How Do Kubernetes Services Work?

  • Pods are associated with services through key-value pairs called labels and selectors. A service automatically discovers a new pod with labels that match the selector.
  • This process seamlessly adds new pods to the service, and at the same time, removes terminated pods from the cluster.
  • For example, if the desired state includes three replicas of a pod and a node running one replica fails, the current state is reduced to two pods. Kubernetes observers that the desired state is three pods. It then schedules one new replica to take the place of the failed pod and assigns it to another node in the cluster.
  • The same would apply when updating or scaling the application by adding or removing pods. Once we update the desired state, Kubernetes notices the discrepancy and adds or removes pods to match the manifest file. The Kubernetes control panel records, implements, and runs background reconciliation loops that continuously check to see if the environment matches user-defined requirements.

Features Of Kubernetes

Kubernetes Features — What Is Kubernetes

1. Automatic Binpacking

Kubernetes automatically packages your application and schedules the containers based on their requirements using docker containerization and available resources . To ensure complete utilization and save unused resources, Kubernetes balances between critical and best-effort workloads.

2. Service Discovery & Load balancing

With Kubernetes, there is no need to worry about networking and communication because Kubernetes will automatically assign IP addresses to containers and a single DNS name for a set of containers, that can load-balance traffic inside the cluster.

3. Storage Orchestration

With Kubernetes, you can mount the storage system of your choice. You can either go for local storage, or choose a public cloud provider such as GCP or AWS or Azure, or perhaps use a shared network storage system such as NFS, iSCSI, etc.

4. Self-Healing

Kubernetes can automatically restart containers that fail during execution and kills those containers that don’t respond to user-defined health checks. But if nodes itself die, then it replaces and reschedules those failed containers on other available nodes.

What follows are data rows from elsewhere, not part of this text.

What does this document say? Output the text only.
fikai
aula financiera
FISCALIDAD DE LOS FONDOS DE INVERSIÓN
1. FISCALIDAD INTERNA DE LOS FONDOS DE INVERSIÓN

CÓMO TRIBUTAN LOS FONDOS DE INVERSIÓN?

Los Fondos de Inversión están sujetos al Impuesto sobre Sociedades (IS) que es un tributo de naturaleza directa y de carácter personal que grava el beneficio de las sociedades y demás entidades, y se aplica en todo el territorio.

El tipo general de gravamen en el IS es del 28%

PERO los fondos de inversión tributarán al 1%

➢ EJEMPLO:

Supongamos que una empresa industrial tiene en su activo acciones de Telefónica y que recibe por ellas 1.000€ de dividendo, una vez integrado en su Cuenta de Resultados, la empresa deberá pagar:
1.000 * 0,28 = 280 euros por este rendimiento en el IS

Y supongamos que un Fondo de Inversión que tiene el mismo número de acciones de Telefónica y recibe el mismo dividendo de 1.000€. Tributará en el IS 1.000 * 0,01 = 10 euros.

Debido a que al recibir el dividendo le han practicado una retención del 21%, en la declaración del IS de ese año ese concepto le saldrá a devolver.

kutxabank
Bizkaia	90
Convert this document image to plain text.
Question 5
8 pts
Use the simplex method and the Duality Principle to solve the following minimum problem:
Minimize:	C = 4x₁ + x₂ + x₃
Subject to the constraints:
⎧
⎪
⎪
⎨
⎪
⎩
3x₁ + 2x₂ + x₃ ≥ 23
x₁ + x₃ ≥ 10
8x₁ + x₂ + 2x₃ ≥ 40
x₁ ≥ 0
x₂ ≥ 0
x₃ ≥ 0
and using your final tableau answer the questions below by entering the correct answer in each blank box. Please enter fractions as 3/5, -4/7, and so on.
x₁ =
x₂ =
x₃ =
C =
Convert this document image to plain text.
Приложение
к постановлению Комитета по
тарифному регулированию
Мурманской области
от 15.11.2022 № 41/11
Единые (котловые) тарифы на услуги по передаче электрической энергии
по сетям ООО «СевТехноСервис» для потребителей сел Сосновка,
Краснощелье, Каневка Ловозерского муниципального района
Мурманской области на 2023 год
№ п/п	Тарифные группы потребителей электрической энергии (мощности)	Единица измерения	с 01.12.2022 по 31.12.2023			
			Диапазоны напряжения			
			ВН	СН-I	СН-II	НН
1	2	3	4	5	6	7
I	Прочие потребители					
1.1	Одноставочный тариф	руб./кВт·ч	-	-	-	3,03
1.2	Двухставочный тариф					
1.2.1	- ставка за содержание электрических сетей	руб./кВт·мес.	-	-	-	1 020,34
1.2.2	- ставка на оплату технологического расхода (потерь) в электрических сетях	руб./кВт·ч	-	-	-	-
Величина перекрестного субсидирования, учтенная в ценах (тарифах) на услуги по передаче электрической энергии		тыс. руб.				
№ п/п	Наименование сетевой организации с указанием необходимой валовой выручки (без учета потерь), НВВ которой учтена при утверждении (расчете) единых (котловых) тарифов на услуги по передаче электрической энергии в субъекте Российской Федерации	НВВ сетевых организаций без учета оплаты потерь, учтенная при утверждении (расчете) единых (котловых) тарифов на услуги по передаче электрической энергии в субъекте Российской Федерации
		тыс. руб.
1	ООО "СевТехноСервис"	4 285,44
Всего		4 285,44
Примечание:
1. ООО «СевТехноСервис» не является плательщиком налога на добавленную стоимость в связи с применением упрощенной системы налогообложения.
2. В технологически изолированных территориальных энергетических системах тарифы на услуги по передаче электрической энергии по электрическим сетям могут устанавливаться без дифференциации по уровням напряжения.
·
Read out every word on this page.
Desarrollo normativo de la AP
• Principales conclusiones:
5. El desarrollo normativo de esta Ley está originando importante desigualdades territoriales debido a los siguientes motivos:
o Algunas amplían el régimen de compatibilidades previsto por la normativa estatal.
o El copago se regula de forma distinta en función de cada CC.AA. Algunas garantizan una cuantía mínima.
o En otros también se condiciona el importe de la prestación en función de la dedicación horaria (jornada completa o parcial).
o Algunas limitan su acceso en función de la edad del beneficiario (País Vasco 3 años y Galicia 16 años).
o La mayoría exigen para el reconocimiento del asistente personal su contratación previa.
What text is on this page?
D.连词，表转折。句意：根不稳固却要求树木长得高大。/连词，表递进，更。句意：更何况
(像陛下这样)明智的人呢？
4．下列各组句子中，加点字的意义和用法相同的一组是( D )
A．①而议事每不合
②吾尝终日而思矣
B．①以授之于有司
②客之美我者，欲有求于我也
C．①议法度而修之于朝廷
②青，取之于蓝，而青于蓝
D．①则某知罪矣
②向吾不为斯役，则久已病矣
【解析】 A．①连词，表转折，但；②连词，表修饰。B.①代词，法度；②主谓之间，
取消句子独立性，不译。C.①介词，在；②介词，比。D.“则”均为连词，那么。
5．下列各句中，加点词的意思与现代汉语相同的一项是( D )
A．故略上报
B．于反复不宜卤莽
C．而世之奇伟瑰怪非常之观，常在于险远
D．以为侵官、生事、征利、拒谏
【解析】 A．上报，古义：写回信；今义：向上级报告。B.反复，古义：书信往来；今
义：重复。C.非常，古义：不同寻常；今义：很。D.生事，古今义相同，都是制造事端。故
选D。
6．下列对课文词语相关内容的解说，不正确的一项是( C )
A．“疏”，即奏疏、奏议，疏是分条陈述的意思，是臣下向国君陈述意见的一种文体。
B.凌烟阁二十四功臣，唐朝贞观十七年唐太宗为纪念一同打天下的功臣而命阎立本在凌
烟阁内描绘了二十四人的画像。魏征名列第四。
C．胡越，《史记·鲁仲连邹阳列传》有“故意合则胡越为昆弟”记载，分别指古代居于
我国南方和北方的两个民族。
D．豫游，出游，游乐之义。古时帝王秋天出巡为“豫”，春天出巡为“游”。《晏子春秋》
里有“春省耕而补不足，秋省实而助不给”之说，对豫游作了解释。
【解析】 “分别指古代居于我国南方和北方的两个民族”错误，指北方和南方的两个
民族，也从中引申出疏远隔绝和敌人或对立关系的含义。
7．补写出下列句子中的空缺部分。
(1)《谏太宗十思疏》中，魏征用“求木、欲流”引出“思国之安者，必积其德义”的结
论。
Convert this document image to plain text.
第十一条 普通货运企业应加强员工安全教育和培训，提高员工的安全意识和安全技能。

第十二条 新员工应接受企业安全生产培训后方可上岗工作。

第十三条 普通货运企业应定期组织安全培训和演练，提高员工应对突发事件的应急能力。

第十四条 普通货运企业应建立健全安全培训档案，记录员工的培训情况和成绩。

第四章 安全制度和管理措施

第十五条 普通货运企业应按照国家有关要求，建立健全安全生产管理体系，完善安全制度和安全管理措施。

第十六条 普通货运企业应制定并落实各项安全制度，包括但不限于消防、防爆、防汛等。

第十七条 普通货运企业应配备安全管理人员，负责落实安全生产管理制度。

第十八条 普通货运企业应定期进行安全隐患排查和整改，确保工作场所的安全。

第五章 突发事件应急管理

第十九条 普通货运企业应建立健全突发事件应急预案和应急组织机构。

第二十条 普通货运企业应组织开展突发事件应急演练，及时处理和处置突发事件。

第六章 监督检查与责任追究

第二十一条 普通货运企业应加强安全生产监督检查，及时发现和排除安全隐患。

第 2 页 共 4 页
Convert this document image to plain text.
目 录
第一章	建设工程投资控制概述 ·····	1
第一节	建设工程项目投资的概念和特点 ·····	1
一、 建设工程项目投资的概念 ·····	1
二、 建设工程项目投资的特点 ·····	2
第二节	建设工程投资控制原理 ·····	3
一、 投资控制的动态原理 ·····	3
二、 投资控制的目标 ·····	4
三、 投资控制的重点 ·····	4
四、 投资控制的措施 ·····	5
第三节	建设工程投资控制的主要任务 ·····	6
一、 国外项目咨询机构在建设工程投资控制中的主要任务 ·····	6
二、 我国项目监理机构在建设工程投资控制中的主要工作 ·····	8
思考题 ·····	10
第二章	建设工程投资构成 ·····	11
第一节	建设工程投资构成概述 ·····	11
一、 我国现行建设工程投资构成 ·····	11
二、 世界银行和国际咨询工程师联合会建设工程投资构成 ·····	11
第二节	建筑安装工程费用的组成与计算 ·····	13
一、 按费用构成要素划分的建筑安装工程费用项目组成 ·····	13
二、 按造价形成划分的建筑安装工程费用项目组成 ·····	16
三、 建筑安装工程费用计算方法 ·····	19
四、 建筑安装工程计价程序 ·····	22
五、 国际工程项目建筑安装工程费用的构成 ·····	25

5. Secret & Configuration Management

Kubernetes can help you deploy and update secrets and application configuration without rebuilding your image and without exposing secrets in your stack configuration.

6. Batch Execution

In addition to managing services, Kubernetes can also manage your batch and CI workloads, thus replacing containers that fail, if desired.

7. Horizontal Scaling

Kubernetes needs only 1 command to scale up the containers, or to scale them down when using the CLI. Else, scaling can also be done via the Dashboard (kubernetes UI).

8. Automatic Rollbacks & Rollouts

Kubernetes progressively rolls out changes and updates to your application or its configuration, by ensuring that not all instances are worked at the same instance. Even if something goes wrong, Kubernetes will rollback the change for you.

Note:

  • Kubernetes is an example of a container management system developed in the Google platform.
  • The biggest advantage of using Kubernetes is that it can run on-premises OpenStack, public clouds Google, Azure, AWS, etc.
  • Kubernetes offers automated Scheduling and Self-Healing Capabilities.
  • Cluster, master, node, and namespace are important basic of kubernetes
  • Replication Controllers, Replication sets, Deployments, Stateful Sets, Daemon Sets are other important terms used in Kubernetes.
  • Docker swarm does not allow auto-scaling while Kubernetes allows auto-scaling.